WalterPinkmanHyzenburrg
WalterPinkmanHyzenburrg

Does this mean we can finally put a moratorium on the whole "Big, Beautiful, and Healthy" bull**** that women use to rationalize being 70 lbs overweight and brand any man a jerk who dares to contradict that idea as utter nonsense?  

mprimak
mprimak

@PhilVarlese  And obese elderly are a HUGE problem for caregivers, nurses, and physical therapists!  Also, obesity leads to increased wear and tear on joints as well and when people have bad hip and knee disease, the pain is magnified by the stress put on their joints by their weight.

Aelfgifu
Aelfgifu

@PhilVarleseYou'd have found that the answer to your question in the one-sentence-long third paragraph of this article if you had actually bothered to read it before you decided to comment.

RobertJory
RobertJory

@kris_12  Why are skinny people seen as healthy? Same reason attractive people are seen as more moral people. It's the way our brain works. The thing that is harder to achieve is seen as the better thing. Before food was so abundant and easy to get being fat was harder to achieve and seen as the desired appearance. Now being skinny is harder to achieve so it's the more desired look and people just assume it means you're also healthier. Being skinny you can be healthy or unhealthy, but being obese means you're unhealthy.

willowbyrn
willowbyrn

@RachelGilmore While you are correct that genetics plays a role in only a very minor number of cases of obesity there are other biological factors such as epigenetics and microbial flora that can bias a person toward weight gain. This is not to imply that these factors should be used as excuses because while weight loss may be harder for certain individuals it is not impossible.

Rich1417
Rich1417

@mary.waterton I have never heard of anyone who was fat and stopped eating all foods with added sugars or other added sweeteners and did not lose weight. As Mary says, sugar is their poison. Once a person stops eating it, he will find it much easier to control his appetite in all respects. And then he should take the next best steps of cutting out other high glycemic foods (white rice, potatoes, etc) and engaging in some physical activity every day (building up to the point he can walk or ride a bike for an hour or he can run or swim or dance for half an hour).

Rich1417
Rich1417

@commentonitall A fairly good measure--better than BMI in my opinion--is your waist:height ratio (aka w/h). The circumference of your waist at your belly button (without sucking in) should not be greater than 50% of your measurement in height.

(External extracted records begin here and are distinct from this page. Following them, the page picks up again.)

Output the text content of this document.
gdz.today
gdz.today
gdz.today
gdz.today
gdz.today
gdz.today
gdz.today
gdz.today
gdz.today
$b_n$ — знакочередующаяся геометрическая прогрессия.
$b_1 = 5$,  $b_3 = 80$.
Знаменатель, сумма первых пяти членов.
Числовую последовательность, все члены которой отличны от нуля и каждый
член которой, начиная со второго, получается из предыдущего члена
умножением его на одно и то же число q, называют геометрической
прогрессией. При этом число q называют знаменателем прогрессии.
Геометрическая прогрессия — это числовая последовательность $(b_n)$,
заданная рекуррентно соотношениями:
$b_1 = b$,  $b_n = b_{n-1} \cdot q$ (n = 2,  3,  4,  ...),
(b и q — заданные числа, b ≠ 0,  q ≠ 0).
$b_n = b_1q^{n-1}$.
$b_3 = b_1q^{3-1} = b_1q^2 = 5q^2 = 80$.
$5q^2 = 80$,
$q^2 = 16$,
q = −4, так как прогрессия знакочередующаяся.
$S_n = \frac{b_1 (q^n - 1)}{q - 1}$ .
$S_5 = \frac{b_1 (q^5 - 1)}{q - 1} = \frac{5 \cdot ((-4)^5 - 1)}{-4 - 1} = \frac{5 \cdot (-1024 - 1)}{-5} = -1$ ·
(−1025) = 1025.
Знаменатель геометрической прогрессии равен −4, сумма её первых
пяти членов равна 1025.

For example, I am 6' 2" (or 74") tall and my waist at my belly button is 34". My w/h is therefore 0.46. That is in the healthy range. But, on the other hand, a man who is 5' 10" tall with a 40" waist has a w:h of 0.57, which is much too high. Using w/h is useful in a few respects: first, it accounts for those folks who are loaded with muscles, making their body mass appear too great for their size, when in reality they are fit; and second, because belly fat is much more dangerous for your health than other areas of body fat (say a fat butt or heavy thighs), w/h tells a fair tale of fit or fat. In fact, I have known men who are quite skinny in their legs, butt, arms, chest, head and so on, but have huge beer bellies. BMI might not completely capture just how unhealthy such people are, because their total body weight is not necessarily bad. But w/h will tell the story in those cases, too.